I have had a very, very, very full day. I sent the newsletter to the printer last night only to wake up this morning to discover it hadn't worked as I'd hoped. So, by 10:30 this morning I had that done again, and was ready for lunch. For the second time this week I decided some Roy's was in order. Teresa and I went on Tuesday. I called her this morning and said I was going to get Roy's again. She decided to join me. Teresa and I have had lunch every day this week. That may be a record for us.
And, the Roy's was great. I even snapped a photo of the brisket because the smoke ring on it was just beautiful today. If you're not into barbecue that probably means nothing to you. But, if you're into it, this probably makes your mouth water. You don't get that out of a bottle. Kansas magazine was coming later today to do a piece about them, and the News just did a feature on them, too. Anyway, Teresa and I enjoyed our Roy's.
Yesterday wasn't technically a lunch for the two of us. It was the diversity luncheon and we were both there. It was a really good gathering. Theda was there and that's always fun. Also Cleta, Dorothy, Trish and Lovella. Unfortunately, I'm going to break our lunch streak this week because I've got volunteers tomorrow so I won't get to have lunch.
After lunch today I went to my office and worked on it more. Tomorrow is my recycling day and I wanted to make use of it by getting some things out of the office. I brought a couple of old computer boxes home the last couple of days. The oddest thing - I went ahead and put one of them out yesterday and someone took it. Why do people take my trash? It freaks me out. I put another one out this morning and by noon someone had taken it. Why do people want my empty computer boxes and other trash? Why? What is so enticing about my trash? Tonight I've got a big stack of things out there. I broke down the boxes so they would be less appealing to people. These boxes were bent and crunched and not really useful. And, of course, they had other recycling stuff in them, which I fear may have just ended up in the trash somewhere. Anyway, I'm hoping the recycling guys get to them before some passerby steals my trash. Why do I care? I don't know. It just freaks me out for people to take my trash.
This afternoon was the Horizon's board meeting in Kingman. I really didn't want to go, but I talked myself into it. It was a beautiful day and I thought the drive would do my mood some good. We didn't have a quorum at the meeting, which is very rare, but that meant we were out while it was still sunshiny, which was nice. I drove through downtown Kingman to check out the buildings. The afternoon sun was doing wonderful things for some of the buildings, including the museum.
and the courthouse...
I also couldn't resist this sign...
I occasionally hear from someone who's enthralled with getting to see bits of small town Kansas. I can understand that - particularly if you've never seen the rural midwest. It has a beauty of its own, like any place, I suppose. Most of the communities around here were formed in the 1880s or a bit later, and the buildings reflect that. There are neat details to be found if you look for them, like the fan design in the panels on the building where that sign is painted.

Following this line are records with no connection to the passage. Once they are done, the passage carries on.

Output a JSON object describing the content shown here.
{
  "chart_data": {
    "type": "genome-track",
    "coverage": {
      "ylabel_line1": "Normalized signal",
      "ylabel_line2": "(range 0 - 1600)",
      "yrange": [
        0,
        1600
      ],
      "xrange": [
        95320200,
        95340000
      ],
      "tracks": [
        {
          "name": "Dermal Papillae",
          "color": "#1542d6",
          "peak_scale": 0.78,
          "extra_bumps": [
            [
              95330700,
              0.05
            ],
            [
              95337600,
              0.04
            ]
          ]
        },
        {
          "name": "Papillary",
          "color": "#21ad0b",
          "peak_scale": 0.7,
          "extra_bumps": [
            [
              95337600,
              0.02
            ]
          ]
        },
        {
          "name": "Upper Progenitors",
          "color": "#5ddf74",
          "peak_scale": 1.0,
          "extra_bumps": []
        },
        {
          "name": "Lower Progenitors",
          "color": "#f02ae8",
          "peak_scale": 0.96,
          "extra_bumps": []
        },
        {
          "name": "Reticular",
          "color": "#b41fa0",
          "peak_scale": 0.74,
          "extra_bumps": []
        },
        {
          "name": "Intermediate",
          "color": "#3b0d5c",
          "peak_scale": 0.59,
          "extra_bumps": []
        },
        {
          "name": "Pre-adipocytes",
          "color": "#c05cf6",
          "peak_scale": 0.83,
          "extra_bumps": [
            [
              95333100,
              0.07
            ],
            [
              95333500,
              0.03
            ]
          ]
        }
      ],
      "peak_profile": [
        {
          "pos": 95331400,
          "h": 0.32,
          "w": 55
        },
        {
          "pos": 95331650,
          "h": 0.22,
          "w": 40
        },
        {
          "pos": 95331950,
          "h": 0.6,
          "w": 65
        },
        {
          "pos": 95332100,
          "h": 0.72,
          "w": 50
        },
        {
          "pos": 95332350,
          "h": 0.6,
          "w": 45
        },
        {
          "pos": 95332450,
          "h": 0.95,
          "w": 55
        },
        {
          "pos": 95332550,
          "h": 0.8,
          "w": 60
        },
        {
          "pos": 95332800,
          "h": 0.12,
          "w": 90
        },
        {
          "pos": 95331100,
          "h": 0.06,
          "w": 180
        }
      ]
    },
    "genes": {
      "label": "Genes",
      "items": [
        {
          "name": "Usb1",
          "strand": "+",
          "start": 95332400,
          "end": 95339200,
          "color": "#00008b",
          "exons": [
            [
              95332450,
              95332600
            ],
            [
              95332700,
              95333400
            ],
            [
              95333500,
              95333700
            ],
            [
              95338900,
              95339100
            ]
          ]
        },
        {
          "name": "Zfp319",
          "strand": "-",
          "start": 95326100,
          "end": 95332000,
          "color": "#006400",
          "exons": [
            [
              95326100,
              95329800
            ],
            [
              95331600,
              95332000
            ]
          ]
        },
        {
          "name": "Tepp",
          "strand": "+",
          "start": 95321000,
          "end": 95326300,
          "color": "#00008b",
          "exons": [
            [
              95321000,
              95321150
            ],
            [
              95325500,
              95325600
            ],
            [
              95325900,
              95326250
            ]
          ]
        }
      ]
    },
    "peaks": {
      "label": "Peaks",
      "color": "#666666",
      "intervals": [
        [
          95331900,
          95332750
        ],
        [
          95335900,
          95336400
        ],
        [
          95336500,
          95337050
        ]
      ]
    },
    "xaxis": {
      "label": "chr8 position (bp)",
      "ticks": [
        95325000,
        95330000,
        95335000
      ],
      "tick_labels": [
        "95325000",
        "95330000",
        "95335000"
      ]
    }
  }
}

I headed back to the office, but remembered that tonight was a fundraiser that I would have gone to if I'd not had the meeting out of town. Anyway, I detoured to the art center to get a glimpse of the goodies. It was nice. I chatted with Debbie, Leah, Rosalie, Cyndi and Jennifer, although it was just briefly.
They had about 30 four by six pieces of art donated that they auctioned off. I didn't even have time to get a card, much less bid, but it was nice to see everything hanging. They were closing bidding just a few minutes after I arrived. Leah was managing the cash - she's good at that.
I hope it was successful for them. It's hard to come up with new fundraisers and not step on the toes of anyone else in town.
I worked at the office until about 9 and came home to a nice bubble bath. I really need to take good care of myself these days. I'm not depressed, but I'm not normal either, and I need to nudge myself back toward normalcy. It's almost midnight now and I have a really busy day tomorrow so I do need to get some sleep. But I think I'll make a cup of tea and spend a little while journaling before bed. There's something magic about putting pen to paper.